Philanthropy is a worthy goal, and I can see a lot of innovative funding mechanisms baked into NFTs. The question here, I think, is whether a non-profit jumping on the NFTs bandwagon is a reliable source of funding. Non-profits obviously have to scrounge for funds, and any revenue stream is a good revenue stream, but if I were managing a non-profit, I’d be focused on reliable revenue streams. To the extent that a given NFT sale raises funds for the non-profit, is that process scalable and repeatable?
I’d love to see a good discussion about NFT dynamics and how NFTs can be structured to benefit non-profits. There is probably an interesting model to be explored here, but simply throwing an NFT against the proverbial wall to see whether it sticks strikes me as inefficient.

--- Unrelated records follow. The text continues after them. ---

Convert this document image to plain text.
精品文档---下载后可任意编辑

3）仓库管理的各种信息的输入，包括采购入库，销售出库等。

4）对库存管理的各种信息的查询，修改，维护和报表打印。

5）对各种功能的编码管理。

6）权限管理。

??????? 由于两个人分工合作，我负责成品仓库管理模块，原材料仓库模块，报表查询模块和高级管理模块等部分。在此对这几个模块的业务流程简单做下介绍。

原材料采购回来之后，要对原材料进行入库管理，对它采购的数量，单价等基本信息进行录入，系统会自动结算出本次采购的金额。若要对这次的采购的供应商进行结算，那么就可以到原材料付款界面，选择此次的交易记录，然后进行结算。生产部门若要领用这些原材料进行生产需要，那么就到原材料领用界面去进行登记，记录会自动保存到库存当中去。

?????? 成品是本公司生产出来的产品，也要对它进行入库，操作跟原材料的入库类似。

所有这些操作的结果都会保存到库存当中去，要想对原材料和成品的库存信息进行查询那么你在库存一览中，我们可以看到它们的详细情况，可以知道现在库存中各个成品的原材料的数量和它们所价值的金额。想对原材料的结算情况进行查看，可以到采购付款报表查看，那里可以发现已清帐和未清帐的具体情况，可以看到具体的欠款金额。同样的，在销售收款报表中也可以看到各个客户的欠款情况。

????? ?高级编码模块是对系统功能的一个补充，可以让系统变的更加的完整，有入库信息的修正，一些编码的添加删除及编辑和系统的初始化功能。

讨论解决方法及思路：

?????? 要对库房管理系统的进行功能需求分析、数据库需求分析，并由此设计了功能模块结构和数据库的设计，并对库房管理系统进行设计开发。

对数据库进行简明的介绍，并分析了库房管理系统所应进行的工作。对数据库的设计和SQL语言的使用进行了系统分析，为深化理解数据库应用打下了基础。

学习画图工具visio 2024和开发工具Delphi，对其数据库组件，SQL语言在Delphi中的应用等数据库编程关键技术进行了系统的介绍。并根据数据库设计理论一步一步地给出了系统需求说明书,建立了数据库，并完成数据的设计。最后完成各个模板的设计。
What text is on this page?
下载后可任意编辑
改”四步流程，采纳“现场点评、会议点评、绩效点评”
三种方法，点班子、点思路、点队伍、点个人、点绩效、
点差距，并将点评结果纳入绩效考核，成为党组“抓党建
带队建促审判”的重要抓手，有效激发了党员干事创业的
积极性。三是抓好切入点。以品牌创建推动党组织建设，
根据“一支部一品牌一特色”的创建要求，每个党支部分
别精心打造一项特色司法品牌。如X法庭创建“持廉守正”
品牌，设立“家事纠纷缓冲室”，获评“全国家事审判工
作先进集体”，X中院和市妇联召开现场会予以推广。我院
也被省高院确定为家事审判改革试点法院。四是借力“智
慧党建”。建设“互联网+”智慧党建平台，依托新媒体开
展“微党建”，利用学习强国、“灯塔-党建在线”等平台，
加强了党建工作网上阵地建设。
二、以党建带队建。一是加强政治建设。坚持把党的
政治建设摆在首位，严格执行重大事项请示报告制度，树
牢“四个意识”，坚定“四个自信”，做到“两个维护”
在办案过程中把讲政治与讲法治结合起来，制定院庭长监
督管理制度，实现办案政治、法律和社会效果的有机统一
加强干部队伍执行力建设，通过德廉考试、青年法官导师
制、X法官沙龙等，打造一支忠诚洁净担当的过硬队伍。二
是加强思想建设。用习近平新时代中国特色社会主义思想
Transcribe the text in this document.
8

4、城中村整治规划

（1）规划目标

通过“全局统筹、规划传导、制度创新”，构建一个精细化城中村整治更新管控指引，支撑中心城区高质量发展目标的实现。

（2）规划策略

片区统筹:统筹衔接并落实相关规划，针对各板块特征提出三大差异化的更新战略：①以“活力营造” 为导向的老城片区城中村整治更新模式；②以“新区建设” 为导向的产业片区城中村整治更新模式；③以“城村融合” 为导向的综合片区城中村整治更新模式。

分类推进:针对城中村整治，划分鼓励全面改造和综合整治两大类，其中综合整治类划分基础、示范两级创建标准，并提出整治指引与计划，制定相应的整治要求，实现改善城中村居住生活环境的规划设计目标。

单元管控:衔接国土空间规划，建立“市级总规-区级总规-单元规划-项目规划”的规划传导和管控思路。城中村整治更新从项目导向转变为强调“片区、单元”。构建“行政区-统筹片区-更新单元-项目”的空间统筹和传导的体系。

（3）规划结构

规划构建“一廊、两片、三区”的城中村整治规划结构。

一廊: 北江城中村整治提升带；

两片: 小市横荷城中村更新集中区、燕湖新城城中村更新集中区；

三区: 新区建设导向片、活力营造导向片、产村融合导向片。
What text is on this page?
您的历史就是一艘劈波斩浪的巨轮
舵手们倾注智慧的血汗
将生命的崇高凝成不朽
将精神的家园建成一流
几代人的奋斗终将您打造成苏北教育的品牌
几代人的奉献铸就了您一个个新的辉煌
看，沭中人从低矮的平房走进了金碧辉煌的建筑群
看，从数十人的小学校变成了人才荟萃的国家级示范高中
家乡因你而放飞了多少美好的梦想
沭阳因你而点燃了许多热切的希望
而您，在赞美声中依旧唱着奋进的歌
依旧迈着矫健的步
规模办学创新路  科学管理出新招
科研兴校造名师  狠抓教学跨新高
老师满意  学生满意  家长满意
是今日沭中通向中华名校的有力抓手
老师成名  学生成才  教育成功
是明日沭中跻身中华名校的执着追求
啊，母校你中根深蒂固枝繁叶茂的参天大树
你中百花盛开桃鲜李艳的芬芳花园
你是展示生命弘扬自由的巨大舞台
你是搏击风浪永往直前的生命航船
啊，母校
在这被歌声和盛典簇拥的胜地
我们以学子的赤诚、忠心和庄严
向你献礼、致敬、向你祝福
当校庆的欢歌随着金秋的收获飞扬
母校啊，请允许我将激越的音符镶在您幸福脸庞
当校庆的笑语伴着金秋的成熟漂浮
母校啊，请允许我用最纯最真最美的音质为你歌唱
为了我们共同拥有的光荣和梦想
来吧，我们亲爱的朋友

New PancakeSwap coin: EverGrow Coin ends its pre-sale within 7 minutes, reaches $1.5m marketcap in just 2 hours
One of the most innovative tokens in the industry, EverGrowCoin, broke all records in its presale held on Pinksale. The presale reached its hardcap within just 7 minutes of its launch, which is incredible. The presale reached its Hardcap of 450 BnB, and the presale was closed within a few minutes. Numerous investors have shown their massive support to the project by purchasing a significant amount of tokens.
The presale began with a total token count of 350,000,000,000,100 EGC, valued at 777,777,777,778 EGC per BnB, totalling 450 BnB. It was accessible to allowlist members only, with a minimum purchase amount of 0.2 BNB and a maximum purchase amount of 10 BNB.
I’ve included this press release in today’s roundup because it is incoherent and breathless. And incoherent and breathless press releases are an indicator of a frothy market in which people are cynically selling garbage to greater fools. This kind of thing is not a good look for the nascent NFT industry.